Adrian Matejka

SO FAR TO GO

—after St. Joe Louis Surrounded By Snakes (1982), Jean-Michel Basquiat

In the purplish clutch between evening & more
evening, boys smoked cigarettes down to their minty
ends & talked about ass like mad hams & hips

like pow, mouths curling with avid adornment & vivid
hands shaping the air—palms down to palms up
in half circles of perplexity. The C shape the tobacco

still glowing between fingers makes is the closest
any one of these boys will get a girl’s hip today.
Which is why these boys, in thin tanks & hopeless

shirts, cut conversations easily from Watch how I get
at her to Knuckle up, fool, throwing shoulders & fists
at each other like minor superheroes with no villains

to fight.
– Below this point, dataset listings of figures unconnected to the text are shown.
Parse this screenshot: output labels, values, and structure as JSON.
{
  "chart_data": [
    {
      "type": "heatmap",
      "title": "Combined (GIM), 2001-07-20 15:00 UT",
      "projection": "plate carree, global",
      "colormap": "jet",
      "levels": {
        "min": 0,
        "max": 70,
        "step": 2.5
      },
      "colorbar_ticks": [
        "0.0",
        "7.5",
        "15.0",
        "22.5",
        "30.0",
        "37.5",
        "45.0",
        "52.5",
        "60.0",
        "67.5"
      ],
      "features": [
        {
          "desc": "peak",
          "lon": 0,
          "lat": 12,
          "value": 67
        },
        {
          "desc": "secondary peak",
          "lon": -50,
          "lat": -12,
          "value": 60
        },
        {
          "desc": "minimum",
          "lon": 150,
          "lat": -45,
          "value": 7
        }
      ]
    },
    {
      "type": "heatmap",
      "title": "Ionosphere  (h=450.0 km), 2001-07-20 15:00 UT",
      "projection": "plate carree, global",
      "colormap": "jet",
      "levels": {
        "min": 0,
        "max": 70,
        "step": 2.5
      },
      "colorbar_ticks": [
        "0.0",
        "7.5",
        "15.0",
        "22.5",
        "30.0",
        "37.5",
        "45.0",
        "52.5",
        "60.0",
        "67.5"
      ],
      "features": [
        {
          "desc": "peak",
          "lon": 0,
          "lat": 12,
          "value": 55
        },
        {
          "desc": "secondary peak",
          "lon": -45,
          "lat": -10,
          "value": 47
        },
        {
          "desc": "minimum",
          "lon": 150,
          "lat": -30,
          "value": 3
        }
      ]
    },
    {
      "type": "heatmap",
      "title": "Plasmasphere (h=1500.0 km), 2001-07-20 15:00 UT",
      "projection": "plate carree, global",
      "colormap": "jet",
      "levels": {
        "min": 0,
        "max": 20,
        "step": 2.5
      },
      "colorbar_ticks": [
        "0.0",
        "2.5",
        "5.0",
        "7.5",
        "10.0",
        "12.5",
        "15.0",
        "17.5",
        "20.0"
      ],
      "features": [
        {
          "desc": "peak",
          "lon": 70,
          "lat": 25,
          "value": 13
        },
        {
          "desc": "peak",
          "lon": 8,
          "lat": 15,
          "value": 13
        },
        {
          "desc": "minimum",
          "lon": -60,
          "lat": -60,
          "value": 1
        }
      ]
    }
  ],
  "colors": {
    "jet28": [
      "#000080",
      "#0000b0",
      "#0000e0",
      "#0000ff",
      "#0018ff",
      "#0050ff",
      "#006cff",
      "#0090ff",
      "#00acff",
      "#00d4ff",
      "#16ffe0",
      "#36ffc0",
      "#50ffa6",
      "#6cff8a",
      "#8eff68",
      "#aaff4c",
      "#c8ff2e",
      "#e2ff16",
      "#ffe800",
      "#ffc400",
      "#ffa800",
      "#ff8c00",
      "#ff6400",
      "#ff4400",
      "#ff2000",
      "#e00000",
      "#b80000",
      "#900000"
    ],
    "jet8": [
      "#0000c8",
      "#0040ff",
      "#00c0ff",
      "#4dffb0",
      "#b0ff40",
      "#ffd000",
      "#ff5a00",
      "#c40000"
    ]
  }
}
No capes in bare knuckles. No saving the block
either because every swing breaks something.

 

First published in The American Poetry Review, and most recently in Map to the Stars (Penguin Random House, 2017)

 


Adrian Matejka was born in Nuremberg, Germany and grew up in California and Indiana. He is a graduate of Indiana University and the MFA program at Southern Illinois University Carbondale. He is the author of The Devil’s Garden (Alice James Books, 2003) which won the New York / New England Award and Mixology (Penguin, 2009), a winner of the 2008 National Poetry Series. Mixology was also a finalist for an NAACP Image Award for Outstanding Literature. His most recent collection of poems, The Big Smoke (Penguin, 2013), was awarded the 2014 Anisfield-Wolf Book Award. The Big Smoke was also a finalist for the 2013 National Book Award, 2014 Hurston/Wright Legacy Award, and 2014 Pulitzer Prize in poetry. His new book, Map to the Stars, was just released by Penguin in March 2017. Among Matejka’s other honors are the Eugene and Marilyn Glick Indiana Authors Award, two grants from the Illinois Arts Council, the Julia Peterkin Award, a Pushcart Prize, and fellowships from the Guggenheim Foundation, the Lannan Foundation, and a Simon Fellowship from United States Artists. He teaches in the MFA program at Indiana University in Bloomington and is currently working on a new collection of poems, Hearing Damage, and a graphic novel.